Wednesday, May 7, 2008

The Brave

So yeah, I know yesterday I said I’d be reviewing the remaining two films from the Female Prisoner Scorpion set, but how often do you hear of a film directed by Johnny Depp, where he agrees to be in a snuff film in exchange for enough money to get his family out of the poverty trap they live in? Especially when it’s a film that not only has yet to be released on DVD in the U.S., but has never even managed a theatrical release? And it’s one of Marlon Brando’s final film roles? Frankly, I wouldn’t have been able to respect myself if I had passed this one up.

That said, while good, this is not quite the out-of-the-park home run one might expect from all of the above. Depp keeps the film moving very slowly (we’re ten minutes into the film before anyone starts talking) to try to draw us further into how his character, and those around him, feel, which does work to an extent. He’s kept the manner of how he’s gotten so much money to himself (he just tells everyone he’s gotten a new job), so pretty much everyone, up to and including his long-suffering wife, assumes he stole it from somewhere. It’s nice seeing how, as soon as he gets part of the money, he spends it on building a mini carnival outside of his home for his kids and neighbors, to try and give them some measure of happiness that he’s been incapable of giving them up until now. This is complicated by Luis Guzman, Depp’s old partner in crime, who also assumes that Depp is stealing the money from somewhere, and is willing to get violent to get in on it.

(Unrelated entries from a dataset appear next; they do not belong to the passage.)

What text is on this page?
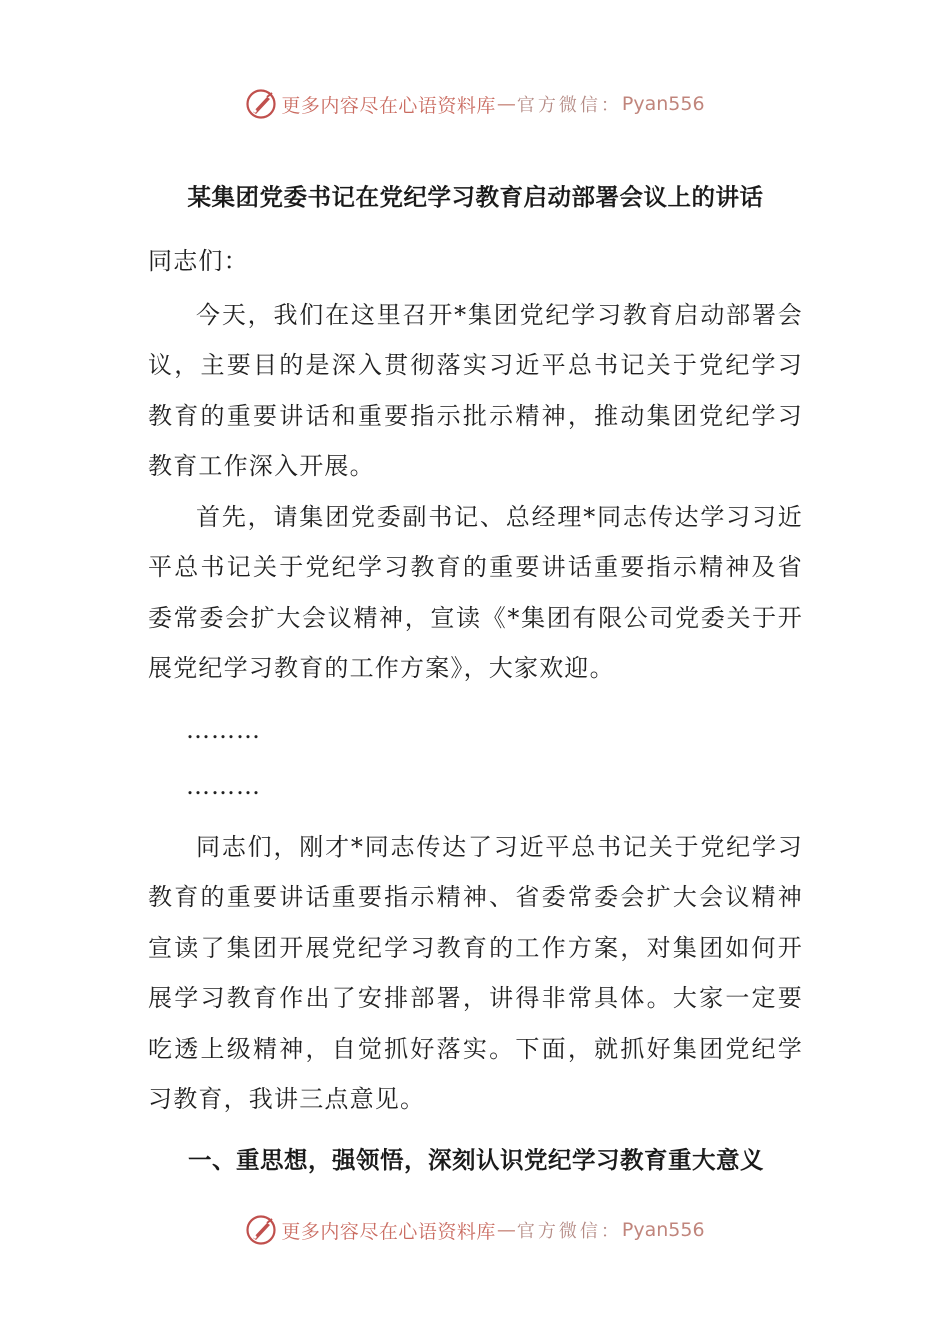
更多内容尽在心语资料库 — 官方微信： Pyan556
某集团党委书记在党纪学习教育启动部署会议上的讲话

同志们：

今天，我们在这里召开*集团党纪学习教育启动部署会议，主要目的是深入贯彻落实习近平总书记关于党纪学习教育的重要讲话和重要指示批示精神，推动集团党纪学习教育工作深入开展。

首先，请集团党委副书记、总经理*同志传达学习习近平总书记关于党纪学习教育的重要讲话重要指示精神及省委常委会扩大会议精神，宣读《*集团有限公司党委关于开展党纪学习教育的工作方案》，大家欢迎。

………

………

同志们，刚才*同志传达了习近平总书记关于党纪学习教育的重要讲话重要指示精神、省委常委会扩大会议精神宣读了集团开展党纪学习教育的工作方案，对集团如何开展学习教育作出了安排部署，讲得非常具体。大家一定要吃透上级精神，自觉抓好落实。下面，就抓好集团党纪学习教育，我讲三点意见。

一、重思想，强领悟，深刻认识党纪学习教育重大意义

更多内容尽在心语资料库 — 官方微信： Pyan556
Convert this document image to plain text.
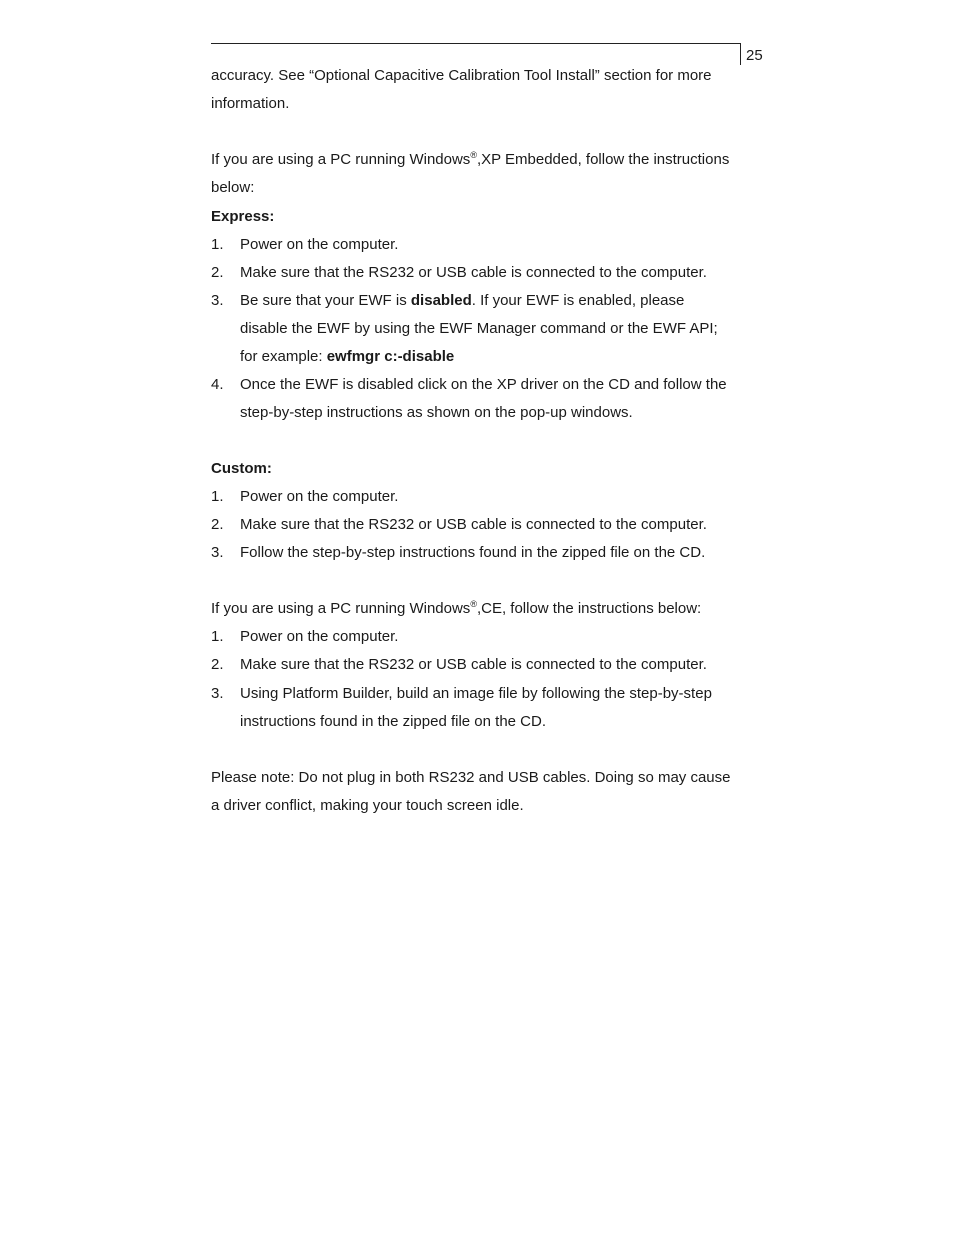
25
accuracy. See “Optional Capacitive Calibration Tool Install” section for more
information.
If you are using a PC running Windows®,XP Embedded, follow the instructions
below:
Express:
1. Power on the computer.
2. Make sure that the RS232 or USB cable is connected to the computer.
3. Be sure that your EWF is disabled. If your EWF is enabled, please
disable the EWF by using the EWF Manager command or the EWF API;
for example: ewfmgr c:-disable
4. Once the EWF is disabled click on the XP driver on the CD and follow the
step-by-step instructions as shown on the pop-up windows.
Custom:
1. Power on the computer.
2. Make sure that the RS232 or USB cable is connected to the computer.
3. Follow the step-by-step instructions found in the zipped file on the CD.
If you are using a PC running Windows®,CE, follow the instructions below:
1. Power on the computer.
2. Make sure that the RS232 or USB cable is connected to the computer.
3. Using Platform Builder, build an image file by following the step-by-step
instructions found in the zipped file on the CD.
Please note: Do not plug in both RS232 and USB cables. Doing so may cause
a driver conflict, making your touch screen idle.
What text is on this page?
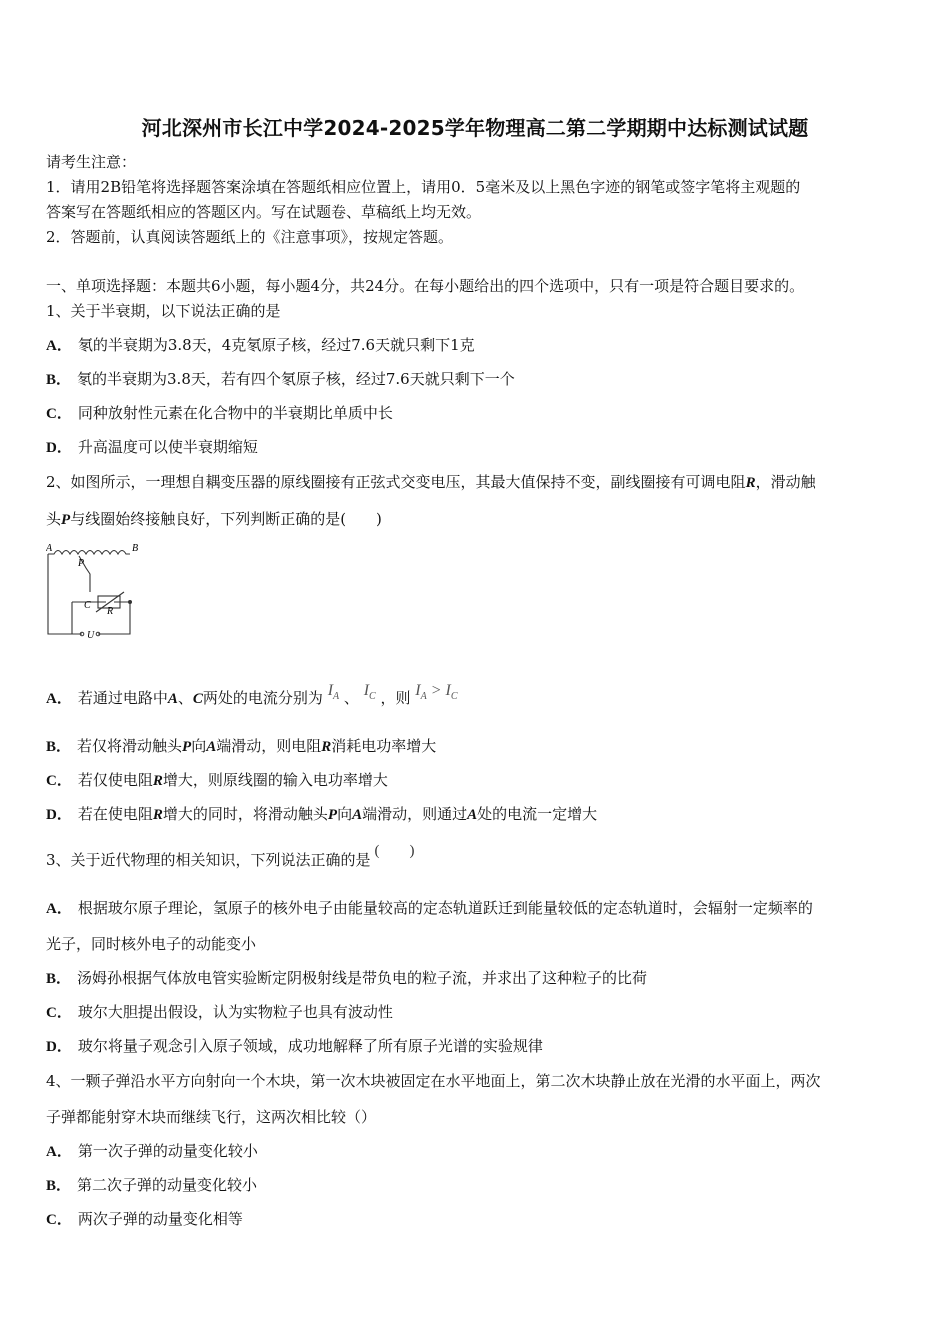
河北深州市长江中学2024-2025学年物理高二第二学期期中达标测试试题
请考生注意：
1．请用2B铅笔将选择题答案涂填在答题纸相应位置上，请用0．5毫米及以上黑色字迹的钢笔或签字笔将主观题的
答案写在答题纸相应的答题区内。写在试题卷、草稿纸上均无效。
2．答题前，认真阅读答题纸上的《注意事项》，按规定答题。
一、单项选择题：本题共6小题，每小题4分，共24分。在每小题给出的四个选项中，只有一项是符合题目要求的。
1、关于半衰期，以下说法正确的是
A． 氡的半衰期为3.8天，4克氡原子核，经过7.6天就只剩下1克
B． 氡的半衰期为3.8天，若有四个氡原子核，经过7.6天就只剩下一个
C． 同种放射性元素在化合物中的半衰期比单质中长
D． 升高温度可以使半衰期缩短
2、如图所示，一理想自耦变压器的原线圈接有正弦式交变电压，其最大值保持不变，副线圈接有可调电阻R，滑动触
头P与线圈始终接触良好，下列判断正确的是(　　)
A	B
P
C
R
U
A． 若通过电路中A、C两处的电流分别为 $I_A$ 、 $I_C$ ，则 $I_A > I_C$
B． 若仅将滑动触头P向A端滑动，则电阻R消耗电功率增大
C． 若仅使电阻R增大，则原线圈的输入电功率增大
D． 若在使电阻R增大的同时，将滑动触头P向A端滑动，则通过A处的电流一定增大
3、关于近代物理的相关知识，下列说法正确的是 (　　)
A． 根据玻尔原子理论，氢原子的核外电子由能量较高的定态轨道跃迁到能量较低的定态轨道时，会辐射一定频率的
光子，同时核外电子的动能变小
B． 汤姆孙根据气体放电管实验断定阴极射线是带负电的粒子流，并求出了这种粒子的比荷
C． 玻尔大胆提出假设，认为实物粒子也具有波动性
D． 玻尔将量子观念引入原子领域，成功地解释了所有原子光谱的实验规律
4、一颗子弹沿水平方向射向一个木块，第一次木块被固定在水平地面上，第二次木块静止放在光滑的水平面上，两次
子弹都能射穿木块而继续飞行，这两次相比较（）
A． 第一次子弹的动量变化较小
B． 第二次子弹的动量变化较小
C． 两次子弹的动量变化相等
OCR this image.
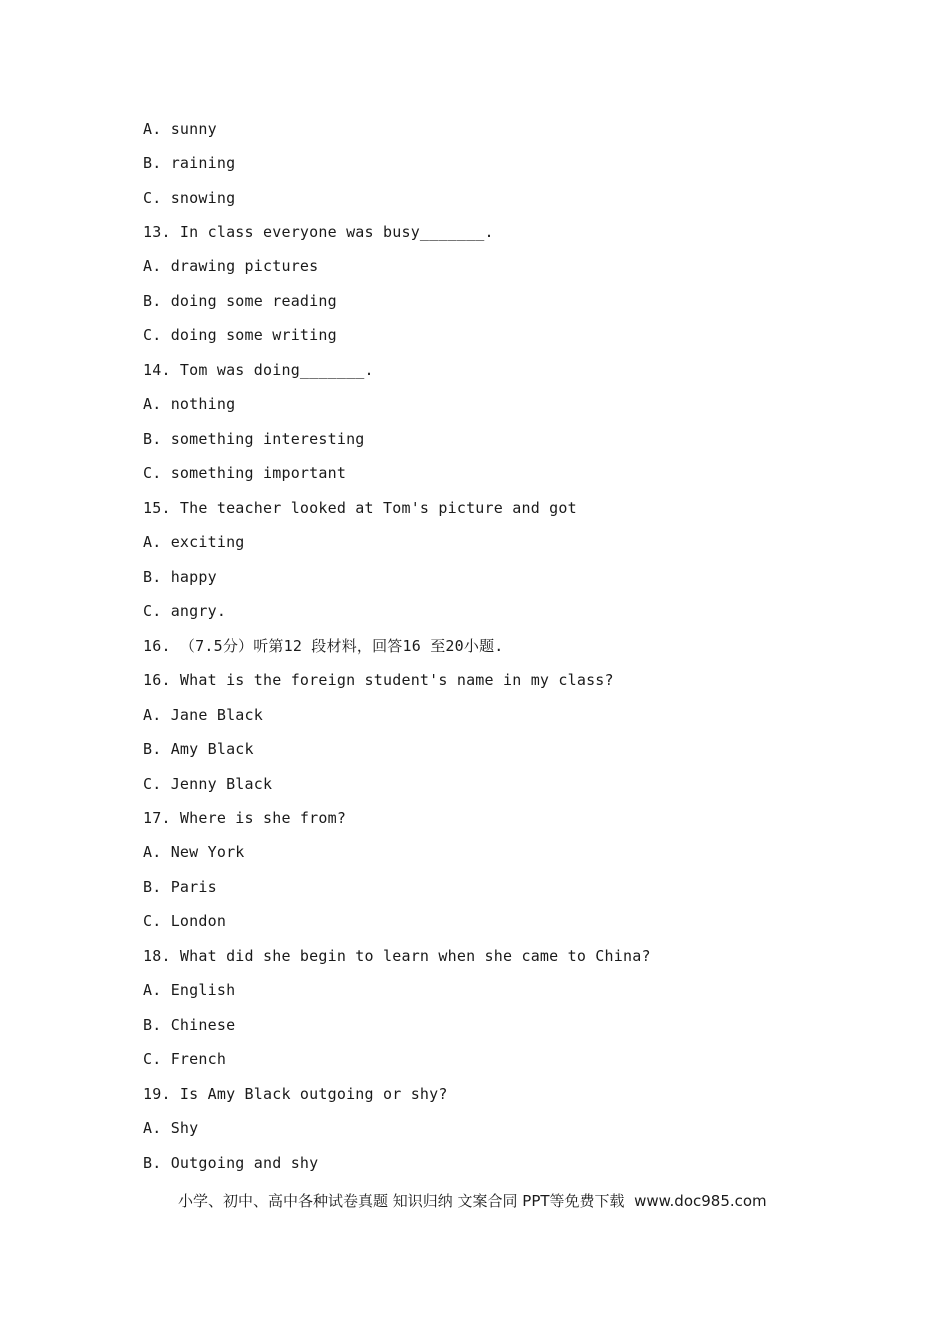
A. sunny
B. raining
C. snowing
13. In class everyone was busy_______.
A. drawing pictures
B. doing some reading
C. doing some writing
14. Tom was doing_______.
A. nothing
B. something interesting
C. something important
15. The teacher looked at Tom's picture and got
A. exciting
B. happy
C. angry.
16. （7.5分）听第12 段材料，回答16 至20小题.
16. What is the foreign student's name in my class?
A. Jane Black
B. Amy Black
C. Jenny Black
17. Where is she from?
A. New York
B. Paris
C. London
18. What did she begin to learn when she came to China?
A. English
B. Chinese
C. French
19. Is Amy Black outgoing or shy?
A. Shy
B. Outgoing and shy
小学、初中、高中各种试卷真题 知识归纳 文案合同 PPT等免费下载  www.doc985.com
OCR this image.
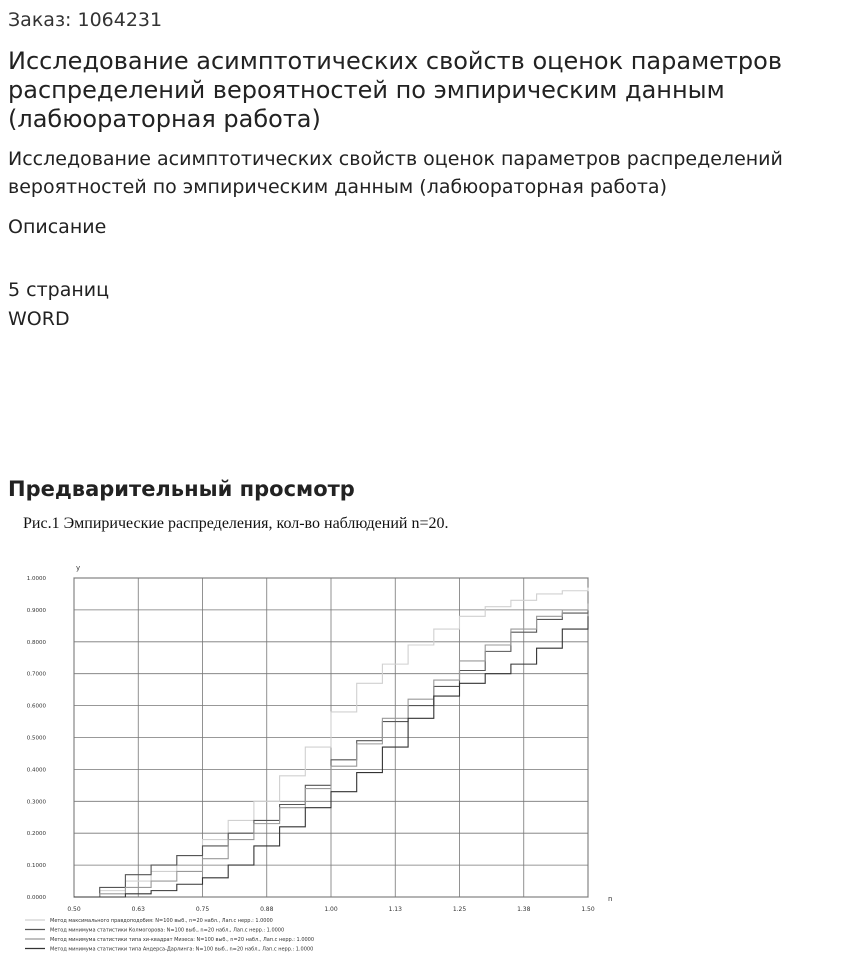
Заказ: 1064231
Исследование асимптотических свойств оценок параметров распределений вероятностей по эмпирическим данным (лабюораторная работа)
Исследование асимптотических свойств оценок параметров распределений вероятностей по эмпирическим данным (лабюораторная работа)
Описание
5 страниц
WORD
Предварительный просмотр
Рис.1 Эмпирические распределения, кол-во наблюдений n=20.
0.50	0.63	0.75	0.88	1.00	1.13	1.25	1.38	1.50
0.0000
0.1000
0.2000
0.3000
0.4000
0.5000
0.6000
0.7000
0.8000
0.9000
1.0000
y
n
Метод максимального правдоподобия: N=100 выб., n=20 набл., Лап.с нерр.: 1.0000
Метод минимума статистики Колмогорова: N=100 выб., n=20 набл., Лап.с нерр.: 1.0000
Метод минимума статистики типа хи-квадрат Мизеса: N=100 выб., n=20 набл., Лап.с нерр.: 1.0000
Метод минимума статистики типа Андерса-Дарлинга: N=100 выб., n=20 набл., Лап.с нерр.: 1.0000
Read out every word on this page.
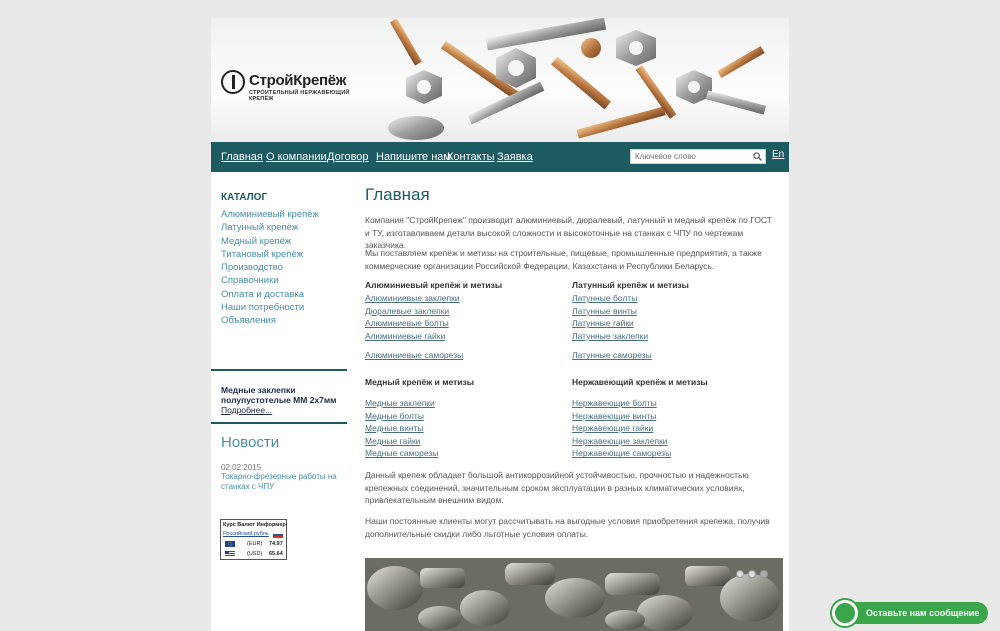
СтройКрепёж
СТРОИТЕЛЬНЫЙ НЕРЖАВЕЮЩИЙ КРЕПЁЖ
Главная О компании Договор Напишите нам
Контакты Заявка
Ключевое слово	En
КАТАЛОГ
Алюминиевый крепёж
Латунный крепёж
Медный крепёж
Титановый крепёж
Производство
Справочники
Оплата и доставка
Наши потребности
Объявления
Медные заклепки полупустотелые ММ 2х7мм
Подробнее...
Новости
02.02.2015
Токарно-фрезерные работы на станках с ЧПУ
Курс Валют Информер
Российский рубль
(EUR) 74.97
(USD) 65.64
Главная
Компания "СтройКрепеж" производит алюминиевый, дюралевый, латунный и медный крепёж по ГОСТ и ТУ, изготавливаем детали высокой сложности и высокоточные на станках с ЧПУ по чертежам заказчика.
Мы поставляем крепёж и метизы на строительные, пищевые, промышленные предприятия, а также коммерческие организации Российской Федерации, Казахстана и Республики Беларусь.
Алюминиевый крепёж и метизы
Алюминиевые заклепки
Дюралевые заклепки
Алюминиевые болты
Алюминиевые гайки
Алюминиевые саморезы
Латунный крепёж и метизы
Латунные болты
Латунные винты
Латунные гайки
Латунные заклепки
Латунные саморезы
Медный крепёж и метизы
Медные заклепки
Медные болты
Медные винты
Медные гайки
Медные саморезы
Нержавеющий крепёж и метизы
Нержавеющие болты
Нержавеющие винты
Нержавеющие гайки
Нержавеющие заклепки
Нержавеющие саморезы
Данный крепеж обладает большой антикоррозийной устойчивостью, прочностью и надежностью крепежных соединений, значительным сроком эксплуатации в разных климатических условиях, привлекательным внешним видом.
Наши постоянные клиенты могут рассчитывать на выгодные условия приобретения крепежа, получив дополнительные скидки либо льготные условия оплаты.
Оставьте нам сообщение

The main flaw of the film is that it just moves too slowly a lot of the time; while it’s nice that the men making the snuff film keep popping up to remind us that Depp’s death is coming, the film could have had a good twenty minutes shaved off of it, and would have been all the better for it. Still, there is a good deal to like about it, from the strange combination of Depp’s Native American character looking oddly similar to Jack Sparrow while having a surprisingly well-defined chest, to Brando’s all too brief appearance as the man in charge of the company making the snuff films. It’s frankly a great concept for a movie, and I’d like to see Depp direct another film (this is the only one he’s helmed so far – given that eleven years later, it still hasn’t gotten any level of American distribution, I can’t really blame him), though perhaps his next one could have more of a plot rather than being just a character study.